I affirm that the datashare comprises the desk, and click on Create datashare to maneuver ahead:
Now I’m prepared to begin publishing my knowledge! I go to the AWS Knowledge Trade Console, develop the navigation on the left, and click on Owned knowledge units:
I overview the Knowledge set creation steps, and click on Create knowledge set to proceed:
I choose Amazon Redshift datashare, give my knowledge set a reputation (United States Space Codes), enter an outline, and click on Create knowledge set to proceed:
I create a revision known as v1:
I choose my datashare and click on Add datashare(s):
Then I finalize the revision:
I confirmed you how one can create a datashare and a dataset, and to publish a product utilizing the console. If you’re publishing a number of merchandise and/or making common revisions, you possibly can automate all of those steps utilizing the AWS Command Line Interface (CLI) and the Amazon Knowledge Trade APIs.

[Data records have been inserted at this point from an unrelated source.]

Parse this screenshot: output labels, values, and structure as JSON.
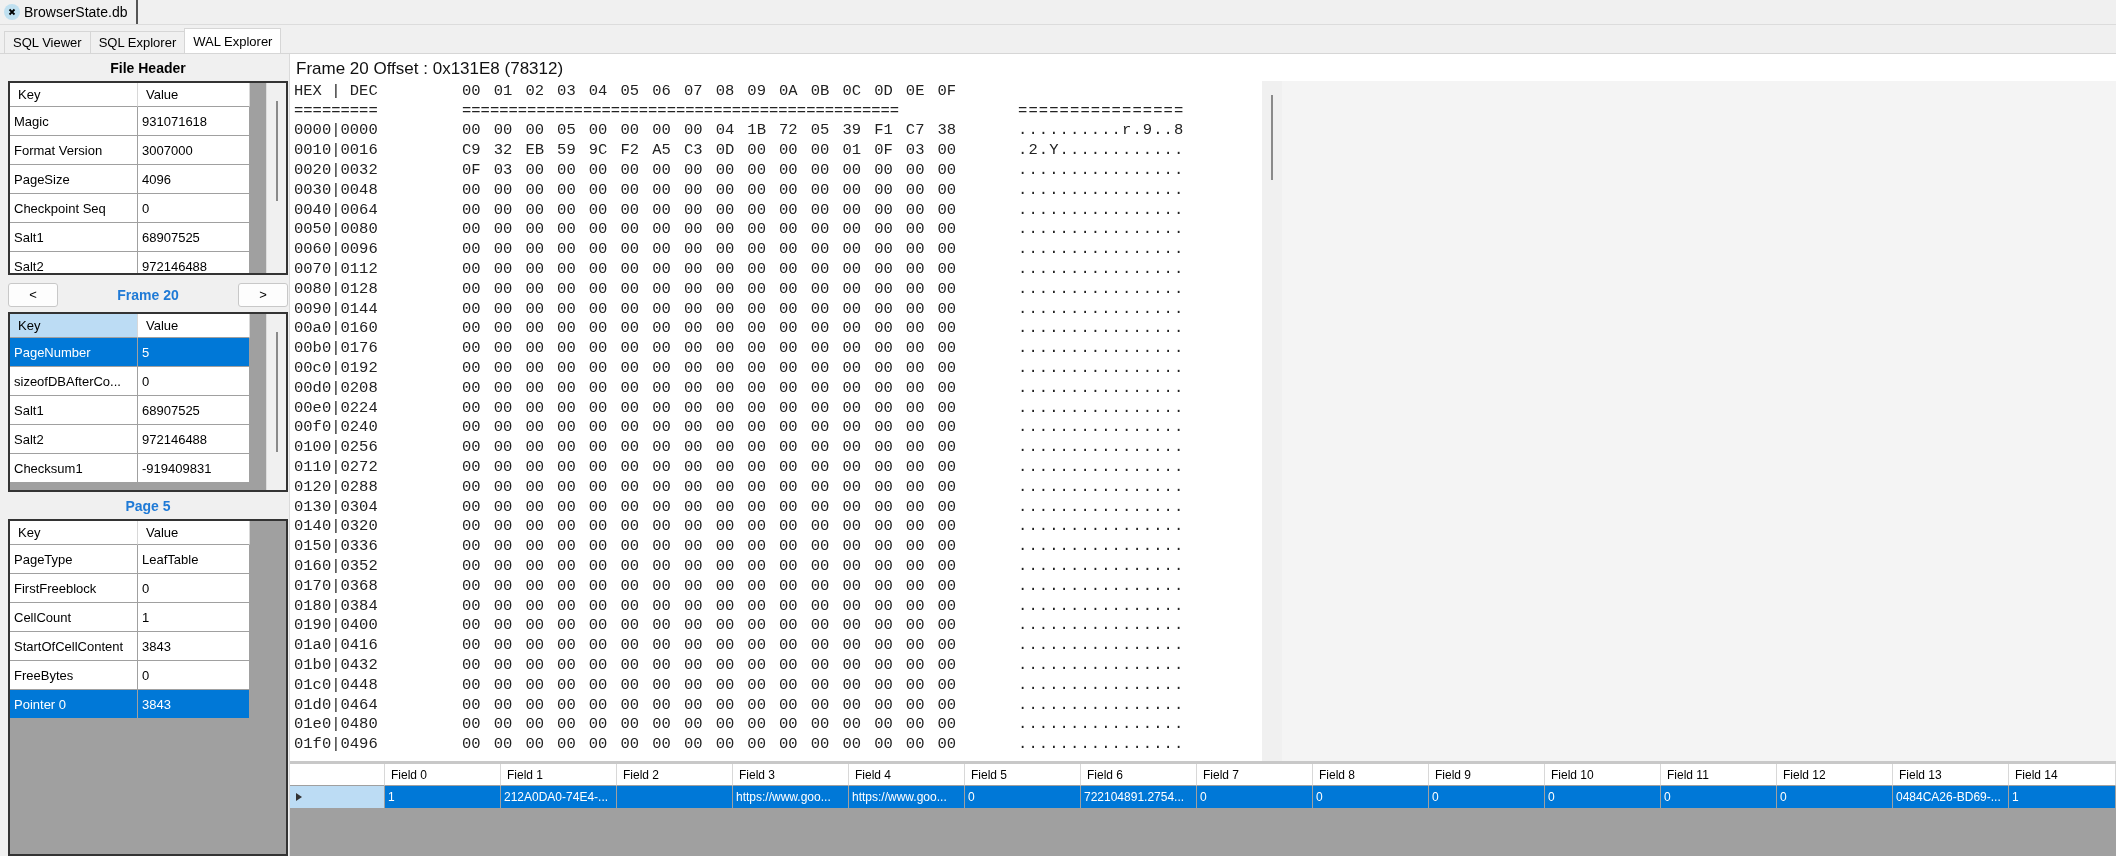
{
  "document_tabs": [
    {
      "label": "BrowserState.db",
      "selected": true
    }
  ],
  "tabs": [
    {
      "label": "SQL Viewer",
      "selected": false
    },
    {
      "label": "SQL Explorer",
      "selected": false
    },
    {
      "label": "WAL Explorer",
      "selected": true
    }
  ],
  "file_header": {
    "title": "File Header",
    "columns": [
      {
        "label": "Key",
        "selected": false
      },
      {
        "label": "Value",
        "selected": false
      }
    ],
    "rows": [
      {
        "key": "Magic",
        "value": "931071618",
        "selected": false
      },
      {
        "key": "Format Version",
        "value": "3007000",
        "selected": false
      },
      {
        "key": "PageSize",
        "value": "4096",
        "selected": false
      },
      {
        "key": "Checkpoint Seq",
        "value": "0",
        "selected": false
      },
      {
        "key": "Salt1",
        "value": "68907525",
        "selected": false
      },
      {
        "key": "Salt2",
        "value": "972146488",
        "selected": false
      }
    ]
  },
  "frame": {
    "prev": "<",
    "next": ">",
    "title": "Frame 20",
    "columns": [
      {
        "label": "Key",
        "selected": true
      },
      {
        "label": "Value",
        "selected": false
      }
    ],
    "rows": [
      {
        "key": "PageNumber",
        "value": "5",
        "selected": true
      },
      {
        "key": "sizeofDBAfterCo...",
        "value": "0",
        "selected": false
      },
      {
        "key": "Salt1",
        "value": "68907525",
        "selected": false
      },
      {
        "key": "Salt2",
        "value": "972146488",
        "selected": false
      },
      {
        "key": "Checksum1",
        "value": "-919409831",
        "selected": false
      }
    ]
  },
  "page": {
    "title": "Page 5",
    "columns": [
      {
        "label": "Key",
        "selected": false
      },
      {
        "label": "Value",
        "selected": false
      }
    ],
    "rows": [
      {
        "key": "PageType",
        "value": "LeafTable",
        "selected": false
      },
      {
        "key": "FirstFreeblock",
        "value": "0",
        "selected": false
      },
      {
        "key": "CellCount",
        "value": "1",
        "selected": false
      },
      {
        "key": "StartOfCellContent",
        "value": "3843",
        "selected": false
      },
      {
        "key": "FreeBytes",
        "value": "0",
        "selected": false
      },
      {
        "key": "Pointer 0",
        "value": "3843",
        "selected": true
      }
    ]
  },
  "hex_view": {
    "title": "Frame 20 Offset : 0x131E8 (78312)",
    "header": {
      "offset": "HEX | DEC",
      "bytes": "00 01 02 03 04 05 06 07 08 09 0A 0B 0C 0D 0E 0F"
    },
    "separator": {
      "offset": "=========",
      "bytes": "===============================================",
      "ascii": "================"
    },
    "rows": [
      {
        "offset": "0000|0000",
        "bytes": "00 00 00 05 00 00 00 00 04 1B 72 05 39 F1 C7 38",
        "ascii": "..........r.9..8"
      },
      {
        "offset": "0010|0016",
        "bytes": "C9 32 EB 59 9C F2 A5 C3 0D 00 00 00 01 0F 03 00",
        "ascii": ".2.Y............"
      },
      {
        "offset": "0020|0032",
        "bytes": "0F 03 00 00 00 00 00 00 00 00 00 00 00 00 00 00",
        "ascii": "................"
      },
      {
        "offset": "0030|0048",
        "bytes": "00 00 00 00 00 00 00 00 00 00 00 00 00 00 00 00",
        "ascii": "................"
      },
      {
        "offset": "0040|0064",
        "bytes": "00 00 00 00 00 00 00 00 00 00 00 00 00 00 00 00",
        "ascii": "................"
      },
      {
        "offset": "0050|0080",
        "bytes": "00 00 00 00 00 00 00 00 00 00 00 00 00 00 00 00",
        "ascii": "................"
      },
      {
        "offset": "0060|0096",
        "bytes": "00 00 00 00 00 00 00 00 00 00 00 00 00 00 00 00",
        "ascii": "................"
      },
      {
        "offset": "0070|0112",
        "bytes": "00 00 00 00 00 00 00 00 00 00 00 00 00 00 00 00",
        "ascii": "................"
      },
      {
        "offset": "0080|0128",
        "bytes": "00 00 00 00 00 00 00 00 00 00 00 00 00 00 00 00",
        "ascii": "................"
      },
      {
        "offset": "0090|0144",
        "bytes": "00 00 00 00 00 00 00 00 00 00 00 00 00 00 00 00",
        "ascii": "................"
      },
      {
        "offset": "00a0|0160",
        "bytes": "00 00 00 00 00 00 00 00 00 00 00 00 00 00 00 00",
        "ascii": "................"
      },
      {
        "offset": "00b0|0176",
        "bytes": "00 00 00 00 00 00 00 00 00 00 00 00 00 00 00 00",
        "ascii": "................"
      },
      {
        "offset": "00c0|0192",
        "bytes": "00 00 00 00 00 00 00 00 00 00 00 00 00 00 00 00",
        "ascii": "................"
      },
      {
        "offset": "00d0|0208",
        "bytes": "00 00 00 00 00 00 00 00 00 00 00 00 00 00 00 00",
        "ascii": "................"
      },
      {
        "offset": "00e0|0224",
        "bytes": "00 00 00 00 00 00 00 00 00 00 00 00 00 00 00 00",
        "ascii": "................"
      },
      {
        "offset": "00f0|0240",
        "bytes": "00 00 00 00 00 00 00 00 00 00 00 00 00 00 00 00",
        "ascii": "................"
      },
      {
        "offset": "0100|0256",
        "bytes": "00 00 00 00 00 00 00 00 00 00 00 00 00 00 00 00",
        "ascii": "................"
      },
      {
        "offset": "0110|0272",
        "bytes": "00 00 00 00 00 00 00 00 00 00 00 00 00 00 00 00",
        "ascii": "................"
      },
      {
        "offset": "0120|0288",
        "bytes": "00 00 00 00 00 00 00 00 00 00 00 00 00 00 00 00",
        "ascii": "................"
      },
      {
        "offset": "0130|0304",
        "bytes": "00 00 00 00 00 00 00 00 00 00 00 00 00 00 00 00",
        "ascii": "................"
      },
      {
        "offset": "0140|0320",
        "bytes": "00 00 00 00 00 00 00 00 00 00 00 00 00 00 00 00",
        "ascii": "................"
      },
      {
        "offset": "0150|0336",
        "bytes": "00 00 00 00 00 00 00 00 00 00 00 00 00 00 00 00",
        "ascii": "................"
      },
      {
        "offset": "0160|0352",
        "bytes": "00 00 00 00 00 00 00 00 00 00 00 00 00 00 00 00",
        "ascii": "................"
      },
      {
        "offset": "0170|0368",
        "bytes": "00 00 00 00 00 00 00 00 00 00 00 00 00 00 00 00",
        "ascii": "................"
      },
      {
        "offset": "0180|0384",
        "bytes": "00 00 00 00 00 00 00 00 00 00 00 00 00 00 00 00",
        "ascii": "................"
      },
      {
        "offset": "0190|0400",
        "bytes": "00 00 00 00 00 00 00 00 00 00 00 00 00 00 00 00",
        "ascii": "................"
      },
      {
        "offset": "01a0|0416",
        "bytes": "00 00 00 00 00 00 00 00 00 00 00 00 00 00 00 00",
        "ascii": "................"
      },
      {
        "offset": "01b0|0432",
        "bytes": "00 00 00 00 00 00 00 00 00 00 00 00 00 00 00 00",
        "ascii": "................"
      },
      {
        "offset": "01c0|0448",
        "bytes": "00 00 00 00 00 00 00 00 00 00 00 00 00 00 00 00",
        "ascii": "................"
      },
      {
        "offset": "01d0|0464",
        "bytes": "00 00 00 00 00 00 00 00 00 00 00 00 00 00 00 00",
        "ascii": "................"
      },
      {
        "offset": "01e0|0480",
        "bytes": "00 00 00 00 00 00 00 00 00 00 00 00 00 00 00 00",
        "ascii": "................"
      },
      {
        "offset": "01f0|0496",
        "bytes": "00 00 00 00 00 00 00 00 00 00 00 00 00 00 00 00",
        "ascii": "................"
      }
    ]
  },
  "records": {
    "columns": [
      "Field 0",
      "Field 1",
      "Field 2",
      "Field 3",
      "Field 4",
      "Field 5",
      "Field 6",
      "Field 7",
      "Field 8",
      "Field 9",
      "Field 10",
      "Field 11",
      "Field 12",
      "Field 13",
      "Field 14"
    ],
    "rows": [
      {
        "selected": true,
        "cells": [
          "1",
          "212A0DA0-74E4-...",
          null,
          "https://www.goo...",
          "https://www.goo...",
          "0",
          "722104891.2754...",
          "0",
          "0",
          "0",
          "0",
          "0",
          "0",
          "0484CA26-BD69-...",
          "1"
        ]
      }
    ]
  }
}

Preliminary Knowledge Merchandise
A number of knowledge suppliers are working to make their knowledge merchandise obtainable to you thru AWS Knowledge Trade for Amazon Redshift. Listed below are a few of the preliminary choices and the official descriptions:
- FactSet Provide Chain Relationships – FactSet Revere Provide Chain Relationships knowledge is constructed to reveal enterprise relationship interconnections amongst firms globally. This feed offers entry to the complicated networks of firms’ key clients, suppliers, opponents, and strategic companions, collected from annual filings, investor displays, and press releases.
- Foursquare Locations 2021: New York Metropolis Pattern – This trial dataset comprises Foursquare’ss built-in Locations (POI) database for New York Metropolis, accessible as a Redshift Knowledge Share. Immediately load Foursquare’s Locations knowledge in to a Redshift desk for additional processing and evaluation. Foursquare knowledge is privacy-compliant, uniquely sourced, and trusted by high enterprises like Uber, Samsung, and Apple.
- Mathematica Medicare Pilot Dataset – Mixture Medicare HCC counts and prevalence by state, county, payer, and filtered to the diabetic inhabitants from 2017 to 2019.
- COVID-19 Vaccination in Canada – This itemizing comprises pattern datasets for COVID-19 Vaccination in Canada knowledge.
- Revelio Labs Workforce Composition and Tendencies Knowledge (Trial knowledge) – Perceive the workforce composition and traits of any firm.
- Facteus – US Card Shopper Cost – CPG Backtest – Historic pattern from panel of SKU-level transaction element from money and card transactions throughout a whole bunch of Shopper-Packaged Items offered at over 9,000 city comfort shops and bodegas throughout the U.S.
- Decadata Argo Provide Chain Trial Knowledge – Provide chain knowledge for CPG corporations delivering merchandise to US Grocery Retailers.